U.S. government officials are using location data from millions of cellphone users around the country to track movement during the coronavirus pandemic, according to The Wall Street Journal.
The weekend report says the Centers for Disease Control and Prevention, along with state and local governments, have begun receiving reports concerning areas of “geographic interest” in the country. This could cover as many as 500 cities around the United States.
This data, which is stripped of identifying information, can be used in multiple ways. It shows where large groups of people are gathering. It can also help reveal compliance with stay-at-home orders.
Unsurprisingly, privacy advocates are concerned about the tracking measures. Wolfie Christl, a privacy activist and researcher, told the newspaper that the location data industry is “covidwashing” the use of “privacy-invading” products.
U.S. is not the only country to track user movement during COVID-19
The U.S. is just the latest part of the world to track the location of users during the coronavirus pandemic. Other countries to investigate similar technologies include the likes of Singapore, Taiwan, and Israel.
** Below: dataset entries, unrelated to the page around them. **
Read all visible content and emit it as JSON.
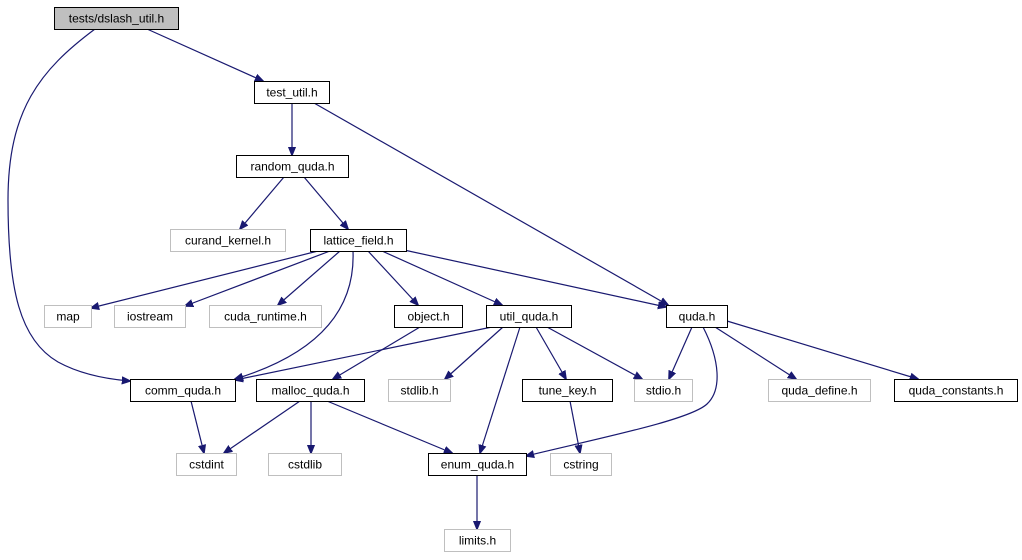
{
  "nodes": [
    {
      "id": "dslash_util",
      "label": "tests/dslash_util.h",
      "style": "root"
    },
    {
      "id": "test_util",
      "label": "test_util.h",
      "style": "normal"
    },
    {
      "id": "random_quda",
      "label": "random_quda.h",
      "style": "normal"
    },
    {
      "id": "curand_kernel",
      "label": "curand_kernel.h",
      "style": "external"
    },
    {
      "id": "lattice_field",
      "label": "lattice_field.h",
      "style": "normal"
    },
    {
      "id": "map",
      "label": "map",
      "style": "external"
    },
    {
      "id": "iostream",
      "label": "iostream",
      "style": "external"
    },
    {
      "id": "cuda_runtime",
      "label": "cuda_runtime.h",
      "style": "external"
    },
    {
      "id": "object",
      "label": "object.h",
      "style": "normal"
    },
    {
      "id": "util_quda",
      "label": "util_quda.h",
      "style": "normal"
    },
    {
      "id": "quda",
      "label": "quda.h",
      "style": "normal"
    },
    {
      "id": "comm_quda",
      "label": "comm_quda.h",
      "style": "normal"
    },
    {
      "id": "malloc_quda",
      "label": "malloc_quda.h",
      "style": "normal"
    },
    {
      "id": "stdlib",
      "label": "stdlib.h",
      "style": "external"
    },
    {
      "id": "tune_key",
      "label": "tune_key.h",
      "style": "normal"
    },
    {
      "id": "stdio",
      "label": "stdio.h",
      "style": "external"
    },
    {
      "id": "quda_define",
      "label": "quda_define.h",
      "style": "external"
    },
    {
      "id": "quda_constants",
      "label": "quda_constants.h",
      "style": "normal"
    },
    {
      "id": "cstdint",
      "label": "cstdint",
      "style": "external"
    },
    {
      "id": "cstdlib",
      "label": "cstdlib",
      "style": "external"
    },
    {
      "id": "enum_quda",
      "label": "enum_quda.h",
      "style": "normal"
    },
    {
      "id": "cstring",
      "label": "cstring",
      "style": "external"
    },
    {
      "id": "limits",
      "label": "limits.h",
      "style": "external"
    }
  ],
  "edges": [
    {
      "from": "dslash_util",
      "to": "test_util"
    },
    {
      "from": "dslash_util",
      "to": "comm_quda"
    },
    {
      "from": "test_util",
      "to": "random_quda"
    },
    {
      "from": "test_util",
      "to": "quda"
    },
    {
      "from": "random_quda",
      "to": "curand_kernel"
    },
    {
      "from": "random_quda",
      "to": "lattice_field"
    },
    {
      "from": "lattice_field",
      "to": "map"
    },
    {
      "from": "lattice_field",
      "to": "iostream"
    },
    {
      "from": "lattice_field",
      "to": "cuda_runtime"
    },
    {
      "from": "lattice_field",
      "to": "object"
    },
    {
      "from": "lattice_field",
      "to": "util_quda"
    },
    {
      "from": "lattice_field",
      "to": "quda"
    },
    {
      "from": "lattice_field",
      "to": "comm_quda"
    },
    {
      "from": "object",
      "to": "malloc_quda"
    },
    {
      "from": "util_quda",
      "to": "comm_quda"
    },
    {
      "from": "util_quda",
      "to": "stdlib"
    },
    {
      "from": "util_quda",
      "to": "enum_quda"
    },
    {
      "from": "util_quda",
      "to": "tune_key"
    },
    {
      "from": "util_quda",
      "to": "stdio"
    },
    {
      "from": "quda",
      "to": "stdio"
    },
    {
      "from": "quda",
      "to": "enum_quda"
    },
    {
      "from": "quda",
      "to": "quda_define"
    },
    {
      "from": "quda",
      "to": "quda_constants"
    },
    {
      "from": "comm_quda",
      "to": "cstdint"
    },
    {
      "from": "malloc_quda",
      "to": "cstdint"
    },
    {
      "from": "malloc_quda",
      "to": "cstdlib"
    },
    {
      "from": "malloc_quda",
      "to": "enum_quda"
    },
    {
      "from": "tune_key",
      "to": "cstring"
    },
    {
      "from": "enum_quda",
      "to": "limits"
    }
  ],
  "colors": {
    "edge": "#191970",
    "normal_border": "#000000",
    "external_border": "#bfbfbf",
    "root_fill": "#bfbfbf",
    "node_fill": "#ffffff"
  }
}
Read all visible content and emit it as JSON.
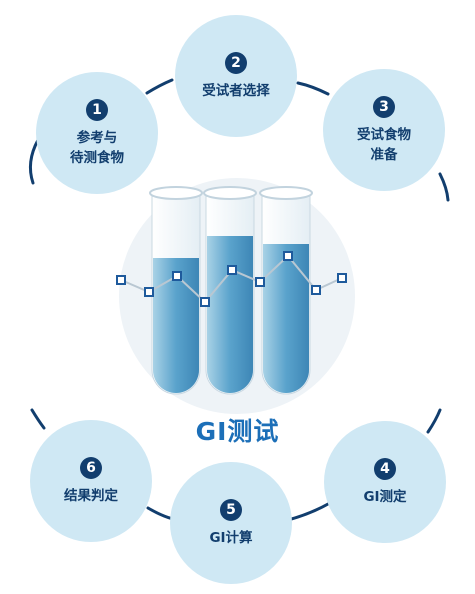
{
  "title": "GI测试",
  "steps": [
    {
      "num": "1",
      "label": "参考与\n待测食物"
    },
    {
      "num": "2",
      "label": "受试者选择"
    },
    {
      "num": "3",
      "label": "受试食物\n准备"
    },
    {
      "num": "4",
      "label": "GI测定"
    },
    {
      "num": "5",
      "label": "GI计算"
    },
    {
      "num": "6",
      "label": "结果判定"
    }
  ],
  "colors": {
    "circle_fill": "#cfe8f4",
    "dark_navy": "#123e6e",
    "title_blue": "#1c6fb8",
    "liquid": "#4f9cc8"
  },
  "icons": [
    "test-tube-icon",
    "curve-line-icon"
  ]
}
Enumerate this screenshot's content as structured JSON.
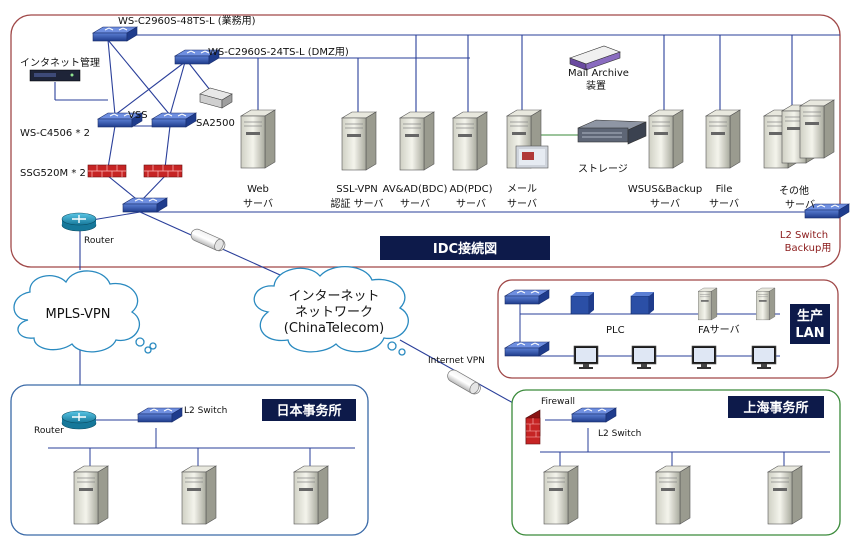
{
  "idc": {
    "sw48_label": "WS-C2960S-48TS-L (業務用)",
    "sw24_label": "WS-C2960S-24TS-L (DMZ用)",
    "mgmt_label": "インタネット管理",
    "vss_label": "VSS",
    "core_label": "WS-C4506 * 2",
    "sa_label": "SA2500",
    "fw_label": "SSG520M * 2",
    "router_label": "Router",
    "mail_archive": [
      "Mail Archive",
      "装置"
    ],
    "storage_label": "ストレージ",
    "servers": [
      {
        "l1": "Web",
        "l2": "サーバ"
      },
      {
        "l1": "SSL-VPN",
        "l2": "認証 サーバ"
      },
      {
        "l1": "AV&AD(BDC)",
        "l2": "サーバ"
      },
      {
        "l1": "AD(PDC)",
        "l2": "サーバ"
      },
      {
        "l1": "メール",
        "l2": "サーバ"
      },
      {
        "l1": "WSUS&Backup",
        "l2": "サーバ"
      },
      {
        "l1": "File",
        "l2": "サーバ"
      },
      {
        "l1": "その他",
        "l2": "サーバ"
      }
    ],
    "l2_backup": [
      "L2 Switch",
      "Backup用"
    ],
    "title_badge": "IDC接続図"
  },
  "clouds": {
    "mpls": "MPLS-VPN",
    "internet": [
      "インターネット",
      "ネットワーク",
      "(ChinaTelecom)"
    ],
    "internet_vpn": "Internet VPN"
  },
  "production": {
    "plc_label": "PLC",
    "fa_label": "FAサーバ",
    "badge": [
      "生产",
      "LAN"
    ]
  },
  "japan": {
    "router_label": "Router",
    "switch_label": "L2 Switch",
    "badge": "日本事务所"
  },
  "shanghai": {
    "firewall_label": "Firewall",
    "switch_label": "L2 Switch",
    "badge": "上海事务所"
  },
  "colors": {
    "idc_border": "#a04848",
    "office_border": "#3a6aa8",
    "shanghai_border": "#3a8a3a",
    "badge_bg": "#0d1a4a",
    "switch_blue": "#2b4fa6",
    "router_teal": "#1e8fb0",
    "firewall_red": "#c02020",
    "line_blue": "#2a3f9a"
  }
}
Last week, eight major telecoms providers in Europe reportedly agreed to share mobile phone location data with officials to track the spread of COVID-19.
Meanwhile, U.K. health researchers recently launched a COVID-19 symptom-tracking app to help monitor the spread of the coronavirus. Having already rocked to the top of the App Store charts, it will soon make its way to the U.S.
Different countries are using different approaches to carry out location tracking of users. In Europe, for instance, it seems that network carriers are providing the user data. In the U.S., the mobile advertising industry provides the data, the WSJ claims.